Censure

Quand Bah Oury cite les empires, ce sont les partis politiques qui tombent

Le 5 mars dernier, lors d’une conférence de presse, le Premier ministre Bah Oury laissait entendre que l’équilibre politique du pays était en train de changer. Moins de dix jours plus tard, cette déclaration prenait tout son sens avec l’annonce de la suspension pour trois mois du RPG Arc-en-ciel et de l’UFR, tandis que l’UFDG bénéficiait d’un moratoire de 45 jours. Officiellement, ces mesures visent à sanctionner des irrégularités administratives, notamment l’absence de congrès et la non-mise à jour des documents internes. Mais derrière cette justification bureaucratique se cache une réalité plus troublante : une reconfiguration politique qui semble favorisée par le pouvoir en place.

Il faut rappeler que ces suspensions interviennent à un moment clé, alors que la pression s’accentue sur la Transition. En apparence, elles visent à assainir le fonctionnement des partis, mais leur timing soulève des doutes. Pour certains observateurs, il s’agit plutôt d’un coup stratégique destiné à affaiblir les formations les plus structurées et à redistribuer les cartes du paysage politique.

Cette hypothèse est renforcée par la déclaration bizarre du Premier ministre : ‘‘Les empires naissent, croissent et meurent et d’autres prennent le relais.’’ [Voir l’extrait en bas de l’article]. Faut-il y voir une volonté délibérée de marginaliser les anciens partis dominants pour faire place à de nouvelles forces plus conciliantes avec le régime ?

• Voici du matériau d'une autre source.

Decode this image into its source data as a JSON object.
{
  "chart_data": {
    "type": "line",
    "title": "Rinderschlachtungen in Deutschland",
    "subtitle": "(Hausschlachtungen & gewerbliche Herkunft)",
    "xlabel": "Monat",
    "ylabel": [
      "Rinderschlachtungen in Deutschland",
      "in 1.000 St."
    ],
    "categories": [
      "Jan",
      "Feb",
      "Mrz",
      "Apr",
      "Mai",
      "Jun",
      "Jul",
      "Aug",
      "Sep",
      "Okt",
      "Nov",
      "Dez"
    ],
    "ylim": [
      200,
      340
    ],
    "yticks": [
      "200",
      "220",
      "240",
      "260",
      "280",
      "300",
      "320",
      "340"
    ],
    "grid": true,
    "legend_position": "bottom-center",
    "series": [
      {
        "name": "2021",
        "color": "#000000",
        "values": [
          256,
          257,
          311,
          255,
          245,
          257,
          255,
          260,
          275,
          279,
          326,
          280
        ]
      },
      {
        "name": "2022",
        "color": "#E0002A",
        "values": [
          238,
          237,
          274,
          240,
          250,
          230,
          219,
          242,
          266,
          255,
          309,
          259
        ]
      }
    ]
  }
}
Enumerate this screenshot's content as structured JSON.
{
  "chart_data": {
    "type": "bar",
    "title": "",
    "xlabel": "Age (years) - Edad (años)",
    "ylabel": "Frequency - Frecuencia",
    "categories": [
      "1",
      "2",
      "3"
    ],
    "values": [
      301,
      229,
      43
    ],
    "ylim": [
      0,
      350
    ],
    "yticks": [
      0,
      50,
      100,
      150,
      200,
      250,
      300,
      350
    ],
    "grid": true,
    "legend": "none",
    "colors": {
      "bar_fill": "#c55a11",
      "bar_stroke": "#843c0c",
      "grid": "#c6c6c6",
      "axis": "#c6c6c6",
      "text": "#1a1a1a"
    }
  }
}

Une sévérité à sens unique

Les raisons avancées pour justifier ces sanctions auraient pu donner lieu à des mesures moins radicales, comme une simple mise en demeure. Pourtant, le gouvernement a choisi la solution la plus brutale : la suspension. Ce choix soulève une question cruciale : pourquoi certains partis sont-ils frappés de plein fouet, tandis que d’autres, les partis-cabines-téléphoniques, échappent à toute sanction ?

Un détail ne passe pas inaperçu : le très modeste parti du Premier ministre Bah Oury lui-même ne figure pas sur la liste des formations sanctionnées. Cette asymétrie alimente les soupçons d’un tri sélectif, où la rigueur administrative devient un instrument de contrôle politique.

La sanction infligée aux partis politiques pose également un problème démocratique fondamental. Les partis suspendus sont ceux qui avaient reçu un mandat populaire lors des dernières élections. Leur mise à l’écart, décidée par un pouvoir non élu, envoie un message inquiétant : le choix des électeurs n’a plus de valeur et seuls les acteurs validés par les autorités peuvent exister politiquement.

C’est un euphémisme que dire que ce paradoxe souligne l’incohérence du processus : alors que la transition est censée préparer un retour à l’ordre constitutionnel, elle s’emploie à écarter les partis qui incarnent la légitimité électorale.

Un précédent dangereux

Au-delà du cas actuel, cette suspension crée un précédent lourd de conséquences. Elle démontre que l’administration peut être utilisée comme un levier pour remodeler la scène politique à la convenance des décideurs du moment. Ce qui se présente comme une simple mesure administrative pourrait bien être un coup porté à la classe politique et à la démocratie guinéenne.

Plus qu’un ajustement bureaucratique, la suspension -peut-être la dissolution après- pourrait être le premier acte d’une recomposition politique imposée d’en haut. Et dans cette dynamique, les véritables perdants restent les électeurs dont le choix est progressivement confisqué au profit d’une transition à géométrie variable.